Local Subspace-Based Outlier Detection using Global Neighbourhoods
This addresses outlier detection for applications like fraud detection and quality control, but it appears incremental as it builds on existing density-based methods by incorporating global perspectives.
The paper tackles outlier detection in high-dimensional mixed data by introducing GLOSS, an algorithm that uses global neighborhoods for local subspace outlier detection, and experiments show it more accurately detects local outliers in synthetic data and identifies relevant outliers overlooked by existing methods in real-world data.
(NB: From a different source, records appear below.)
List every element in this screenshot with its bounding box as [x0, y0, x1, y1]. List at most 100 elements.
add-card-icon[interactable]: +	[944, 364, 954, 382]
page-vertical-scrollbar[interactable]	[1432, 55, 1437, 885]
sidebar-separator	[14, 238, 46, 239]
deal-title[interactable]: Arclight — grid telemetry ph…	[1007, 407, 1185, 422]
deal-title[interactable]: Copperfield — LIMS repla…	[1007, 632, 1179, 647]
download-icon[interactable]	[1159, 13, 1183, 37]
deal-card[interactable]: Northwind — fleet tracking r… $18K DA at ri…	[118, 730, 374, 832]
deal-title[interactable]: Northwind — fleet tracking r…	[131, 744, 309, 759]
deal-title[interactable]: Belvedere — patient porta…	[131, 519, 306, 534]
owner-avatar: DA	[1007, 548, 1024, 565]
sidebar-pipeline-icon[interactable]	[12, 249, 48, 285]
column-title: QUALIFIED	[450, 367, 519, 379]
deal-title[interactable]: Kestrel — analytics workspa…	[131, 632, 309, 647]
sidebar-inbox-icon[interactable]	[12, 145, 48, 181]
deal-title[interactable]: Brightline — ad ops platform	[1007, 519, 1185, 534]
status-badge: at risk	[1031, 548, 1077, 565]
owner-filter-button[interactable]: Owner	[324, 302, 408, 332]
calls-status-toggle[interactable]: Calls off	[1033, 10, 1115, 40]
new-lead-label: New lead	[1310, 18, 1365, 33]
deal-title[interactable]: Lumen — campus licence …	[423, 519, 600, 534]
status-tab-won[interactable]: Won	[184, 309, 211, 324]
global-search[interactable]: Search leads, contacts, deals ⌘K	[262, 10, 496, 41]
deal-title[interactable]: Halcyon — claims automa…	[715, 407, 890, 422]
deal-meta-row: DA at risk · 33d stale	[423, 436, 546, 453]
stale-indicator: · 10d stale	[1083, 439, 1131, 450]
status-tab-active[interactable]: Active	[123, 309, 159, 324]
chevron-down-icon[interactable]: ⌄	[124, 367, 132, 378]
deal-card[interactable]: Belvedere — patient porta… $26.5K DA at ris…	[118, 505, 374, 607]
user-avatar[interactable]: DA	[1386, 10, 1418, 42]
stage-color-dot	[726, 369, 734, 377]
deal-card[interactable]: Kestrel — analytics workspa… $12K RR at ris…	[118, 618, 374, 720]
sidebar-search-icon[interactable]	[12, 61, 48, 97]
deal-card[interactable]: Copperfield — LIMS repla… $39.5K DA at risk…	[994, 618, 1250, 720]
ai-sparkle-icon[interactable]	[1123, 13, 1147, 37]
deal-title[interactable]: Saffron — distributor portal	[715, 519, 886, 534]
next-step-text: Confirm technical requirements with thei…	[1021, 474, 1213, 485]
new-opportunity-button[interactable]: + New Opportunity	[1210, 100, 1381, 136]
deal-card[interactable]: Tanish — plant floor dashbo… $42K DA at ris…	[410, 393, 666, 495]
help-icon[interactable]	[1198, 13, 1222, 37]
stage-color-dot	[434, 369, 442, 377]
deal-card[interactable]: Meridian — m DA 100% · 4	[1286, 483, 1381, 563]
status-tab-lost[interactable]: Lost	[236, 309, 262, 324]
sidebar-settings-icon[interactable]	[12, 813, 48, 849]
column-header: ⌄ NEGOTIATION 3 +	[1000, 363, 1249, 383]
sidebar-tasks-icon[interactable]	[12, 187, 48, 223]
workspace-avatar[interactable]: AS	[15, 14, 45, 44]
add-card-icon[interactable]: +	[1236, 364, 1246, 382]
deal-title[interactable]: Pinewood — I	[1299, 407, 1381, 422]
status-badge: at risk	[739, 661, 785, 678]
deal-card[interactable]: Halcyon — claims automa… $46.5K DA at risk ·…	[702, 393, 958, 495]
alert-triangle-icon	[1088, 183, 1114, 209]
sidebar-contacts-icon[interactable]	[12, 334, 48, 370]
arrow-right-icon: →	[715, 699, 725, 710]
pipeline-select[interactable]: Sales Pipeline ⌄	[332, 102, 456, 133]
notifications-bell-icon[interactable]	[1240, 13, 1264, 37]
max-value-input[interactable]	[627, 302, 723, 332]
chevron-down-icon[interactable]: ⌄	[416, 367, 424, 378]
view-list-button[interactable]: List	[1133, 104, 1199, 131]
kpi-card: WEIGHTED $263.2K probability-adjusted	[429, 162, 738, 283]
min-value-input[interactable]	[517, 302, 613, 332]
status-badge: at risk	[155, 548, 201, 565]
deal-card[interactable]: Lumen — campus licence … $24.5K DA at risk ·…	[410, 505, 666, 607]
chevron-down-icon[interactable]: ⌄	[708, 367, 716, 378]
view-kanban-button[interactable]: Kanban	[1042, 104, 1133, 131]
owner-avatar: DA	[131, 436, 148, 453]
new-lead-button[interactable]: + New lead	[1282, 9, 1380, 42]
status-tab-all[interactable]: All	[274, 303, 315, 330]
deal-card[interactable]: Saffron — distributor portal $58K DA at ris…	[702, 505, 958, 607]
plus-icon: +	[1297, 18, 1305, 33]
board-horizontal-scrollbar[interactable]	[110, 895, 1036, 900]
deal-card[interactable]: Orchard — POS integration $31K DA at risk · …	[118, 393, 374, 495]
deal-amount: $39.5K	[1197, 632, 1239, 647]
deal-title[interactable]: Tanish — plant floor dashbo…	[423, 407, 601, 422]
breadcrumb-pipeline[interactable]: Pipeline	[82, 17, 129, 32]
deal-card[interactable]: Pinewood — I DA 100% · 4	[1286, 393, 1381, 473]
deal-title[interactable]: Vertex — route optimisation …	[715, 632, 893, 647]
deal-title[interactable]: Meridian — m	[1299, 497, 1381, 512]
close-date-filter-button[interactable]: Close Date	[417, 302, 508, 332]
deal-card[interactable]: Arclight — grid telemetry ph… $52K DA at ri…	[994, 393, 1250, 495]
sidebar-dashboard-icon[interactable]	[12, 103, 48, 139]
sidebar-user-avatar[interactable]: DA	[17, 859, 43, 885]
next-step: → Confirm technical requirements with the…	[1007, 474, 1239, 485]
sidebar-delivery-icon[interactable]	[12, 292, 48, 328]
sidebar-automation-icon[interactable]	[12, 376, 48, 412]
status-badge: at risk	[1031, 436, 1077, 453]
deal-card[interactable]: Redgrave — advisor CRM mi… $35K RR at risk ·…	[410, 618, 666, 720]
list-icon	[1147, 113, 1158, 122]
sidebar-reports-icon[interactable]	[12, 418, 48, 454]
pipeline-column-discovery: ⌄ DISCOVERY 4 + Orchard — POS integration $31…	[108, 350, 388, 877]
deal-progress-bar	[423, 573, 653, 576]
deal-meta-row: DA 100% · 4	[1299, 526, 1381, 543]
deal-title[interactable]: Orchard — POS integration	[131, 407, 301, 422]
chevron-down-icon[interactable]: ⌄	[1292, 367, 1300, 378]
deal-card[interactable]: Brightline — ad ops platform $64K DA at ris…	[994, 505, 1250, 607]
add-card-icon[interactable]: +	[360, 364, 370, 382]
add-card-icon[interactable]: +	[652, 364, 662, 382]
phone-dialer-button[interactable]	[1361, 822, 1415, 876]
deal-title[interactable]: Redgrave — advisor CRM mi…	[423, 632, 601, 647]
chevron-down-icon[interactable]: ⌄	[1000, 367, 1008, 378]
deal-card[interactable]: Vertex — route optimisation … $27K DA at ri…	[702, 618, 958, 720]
Outlier detection in high-dimensional data is a challenging yet important task, as it has applications in, e.g., fraud detection and quality control. State-of-the-art density-based algorithms perform well because they 1) take the local neighbourhoods of data points into account and 2) consider feature subspaces. In highly complex and high-dimensional data, however, existing methods are likely to overlook important outliers because they do not explicitly take into account that the data is often a mixture distribution of multiple components. We therefore introduce GLOSS, an algorithm that performs local subspace outlier detection using global neighbourhoods. Experiments on synthetic data demonstrate that GLOSS more accurately detects local outliers in mixed data than its competitors. Moreover, experiments on real-world data show that our approach identifies relevant outliers overlooked by existing methods, confirming that one should keep an eye on the global perspective even when doing local outlier detection.